In Brattleboro, the city website says “parks equipment (benches, picnic tables, and playground equipment) remain closed because it is impossible for the Town to ensure that equipment is sanitized in between users.” That may also have something to do with the plethora of homeless people sleeping on and (complainers said) urinating on the park benches. But whatever the reason the effect is the same: no playground for you, kid.

Many municipal websites are simply mum on the subject. To find out you have to call – and hope that the answering machine doesn’t just inform you that the parks and recreation staff member you are calling has been furloughed until further notice.  

To some parents, it’s an odd regulation. Kids seem impervious to Covid-19 sickness. And no-one is stopping adolescents and millennials from enjoying their new favorite outdoor activity of protesting police brutality at the large mass gathering of their choice. Officials have their reasons, of course. Kids may not get sick but they can presumably transmit the virus. As for the protesters, Gov. Scott insists they be allowed to exercise their Constitutional rights. 
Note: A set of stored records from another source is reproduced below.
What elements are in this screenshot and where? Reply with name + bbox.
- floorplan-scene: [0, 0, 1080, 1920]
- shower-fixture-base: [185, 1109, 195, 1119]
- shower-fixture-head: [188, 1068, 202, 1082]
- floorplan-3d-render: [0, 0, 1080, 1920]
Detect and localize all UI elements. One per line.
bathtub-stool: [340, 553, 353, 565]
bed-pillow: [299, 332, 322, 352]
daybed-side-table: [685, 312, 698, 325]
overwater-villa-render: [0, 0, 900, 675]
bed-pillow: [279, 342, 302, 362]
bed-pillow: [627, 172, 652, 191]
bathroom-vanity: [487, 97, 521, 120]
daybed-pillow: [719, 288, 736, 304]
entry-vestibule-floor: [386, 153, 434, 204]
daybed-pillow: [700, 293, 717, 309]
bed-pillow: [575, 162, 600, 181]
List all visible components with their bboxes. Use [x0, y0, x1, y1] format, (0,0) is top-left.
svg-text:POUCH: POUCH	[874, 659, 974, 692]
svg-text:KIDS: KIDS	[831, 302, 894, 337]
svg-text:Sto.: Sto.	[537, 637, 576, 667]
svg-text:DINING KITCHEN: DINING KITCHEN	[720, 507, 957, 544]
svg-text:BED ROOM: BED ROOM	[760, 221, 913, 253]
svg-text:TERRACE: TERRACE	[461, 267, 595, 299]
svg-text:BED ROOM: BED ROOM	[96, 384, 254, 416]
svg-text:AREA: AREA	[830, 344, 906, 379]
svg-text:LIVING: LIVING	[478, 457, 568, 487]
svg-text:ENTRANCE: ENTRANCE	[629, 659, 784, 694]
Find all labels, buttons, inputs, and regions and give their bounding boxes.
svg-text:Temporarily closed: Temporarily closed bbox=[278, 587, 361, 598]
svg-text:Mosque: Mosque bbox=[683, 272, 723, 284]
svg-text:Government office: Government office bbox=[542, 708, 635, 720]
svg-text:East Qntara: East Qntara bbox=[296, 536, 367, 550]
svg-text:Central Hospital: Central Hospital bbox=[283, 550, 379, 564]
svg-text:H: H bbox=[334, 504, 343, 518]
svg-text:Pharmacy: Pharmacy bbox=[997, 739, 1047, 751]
So that’s the background to the press conference question. Here’s how Gov. Scott answered: “We’ll have that discussion. Multiple touch points are significant. They’re hard to clean.” But he added, “especially during the summer it’s important for our kids.” 

At the same press conference, Health Commissioner Mark Levine said the spike of Covid-19 cases in high population states is due to “a breakdown in the willingness” of the public there to abide by basic guidelines. He reiterated the basics: Wear a mask. Wash your hands. If you’re sick, stay home. Stick with the plan. For parents eager for change in the form of opening public playgrounds, that’s not very encouraging news.

The good news is that when school opens this fall, school playgrounds will be open with the following restrictions, Education Secretary Dan French emailed Vermont Daily this morning:

Outdoor recess space where students can keep physical distance may be opened. Students may use playground equipment only under the following conditions:

  • Plastic and metal playground equipment must be cleaned frequently and routinely over the course of each day.
  • The targeted use of disinfectants can be done effectively, efficiently and safely on outdoor hard surfaces and objects frequently touched by multiple people (e.g., handrails, benches); make sure disinfectant has thoroughly dried before allowing children to play.
  • Staff should continue to reinforce physical distancing during playground play.
  • Hand washing/sanitizing stations must be set up on the playground.

Come fall, school playgrounds will be open, at least during school hours. But as anyone who has raised small kids knows, “three months” is a fathomless eternity. So the question remains, where will the children play – and when?